Two performance indicators are regularly used to assess the quality of management of inventory: The inventory turnover rate and the average duration of storage.
The calculation of inventory turnover
Stock rotation determines the number of times the stock is completely renovated to achieve a turnover during a given period.
The calculation of inventory turnover occurs in two steps:
Step 1: Calculation of the average stock
Average stock = (start + end stock of inventory) ÷ 2. It can be calculated by value or quantity.
Example: If your stock at the beginning of the year is € 1,000 and the stock end of the year is 1500 €. Then your average annual stock will therefore be (1000 + 1500) ÷ 2 = € 1,250
Step 2: Calculate the rate of inventory turnover
We can calculate the inventory turnover on the basis of sale price or purchase price:
Inventory Turnover = purchase of goods sold ÷ average inventory cost (weighted average price).
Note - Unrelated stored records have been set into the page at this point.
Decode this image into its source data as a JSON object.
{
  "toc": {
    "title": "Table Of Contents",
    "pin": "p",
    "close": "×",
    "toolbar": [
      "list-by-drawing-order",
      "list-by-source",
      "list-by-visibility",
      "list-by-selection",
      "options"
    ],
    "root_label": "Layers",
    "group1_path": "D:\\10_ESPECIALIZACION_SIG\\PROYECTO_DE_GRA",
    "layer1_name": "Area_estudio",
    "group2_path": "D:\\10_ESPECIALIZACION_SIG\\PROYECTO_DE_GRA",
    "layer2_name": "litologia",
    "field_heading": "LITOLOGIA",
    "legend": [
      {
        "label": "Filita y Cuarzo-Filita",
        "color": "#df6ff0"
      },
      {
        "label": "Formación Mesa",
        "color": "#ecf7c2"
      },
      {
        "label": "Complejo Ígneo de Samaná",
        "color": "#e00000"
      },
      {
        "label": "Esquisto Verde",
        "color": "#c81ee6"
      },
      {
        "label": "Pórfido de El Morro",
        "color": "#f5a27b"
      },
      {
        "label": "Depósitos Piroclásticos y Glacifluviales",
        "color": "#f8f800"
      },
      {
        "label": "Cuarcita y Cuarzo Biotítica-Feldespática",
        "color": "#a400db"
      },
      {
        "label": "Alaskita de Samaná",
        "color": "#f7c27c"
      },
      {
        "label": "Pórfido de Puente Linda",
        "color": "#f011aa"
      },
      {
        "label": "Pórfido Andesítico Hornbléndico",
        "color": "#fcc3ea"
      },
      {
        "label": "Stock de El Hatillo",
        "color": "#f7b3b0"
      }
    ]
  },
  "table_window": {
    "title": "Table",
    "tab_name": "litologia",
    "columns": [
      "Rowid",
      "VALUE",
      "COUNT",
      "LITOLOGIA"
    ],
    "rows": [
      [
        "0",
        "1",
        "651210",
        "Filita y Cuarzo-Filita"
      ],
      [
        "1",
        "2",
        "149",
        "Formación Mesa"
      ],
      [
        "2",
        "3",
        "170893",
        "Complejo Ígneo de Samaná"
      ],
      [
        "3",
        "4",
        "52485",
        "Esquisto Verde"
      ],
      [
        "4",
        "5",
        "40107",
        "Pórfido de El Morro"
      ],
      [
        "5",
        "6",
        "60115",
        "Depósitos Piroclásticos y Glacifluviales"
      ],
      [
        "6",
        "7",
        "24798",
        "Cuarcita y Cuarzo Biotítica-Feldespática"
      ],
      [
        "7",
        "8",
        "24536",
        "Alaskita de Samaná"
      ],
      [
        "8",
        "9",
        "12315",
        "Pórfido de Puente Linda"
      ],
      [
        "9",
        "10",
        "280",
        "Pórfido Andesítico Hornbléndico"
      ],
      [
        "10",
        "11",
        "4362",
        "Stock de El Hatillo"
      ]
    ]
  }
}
Or: Inventory turnover = sales ÷ average inventory (selling price).
Example: If your sales HT over the year are: 5000 €. Then your turnover stocks will therefore: (5000 € ÷ € 1,250) = 4, which means that your stock has been renewed 4 times to make your sales.
The higher the turnover rate, the better the performance (my stock runs x times over the period).
The averaging duration of storage
The average duration of storage determines the average time between the moment you buy a product and when it is sold.
Average storage time = (average inventory / cost of annual purchases) x 360 days
Or: The average storage time = 360 days / Inventory turnover
Example: In our example, the average storage time = 360/4 = 80 days.
The stock is renewed here on average every 80 days.
The average length storage means indicates the number of days of storage of an article. We must ensure that this period is as short as possible or it does not stretch.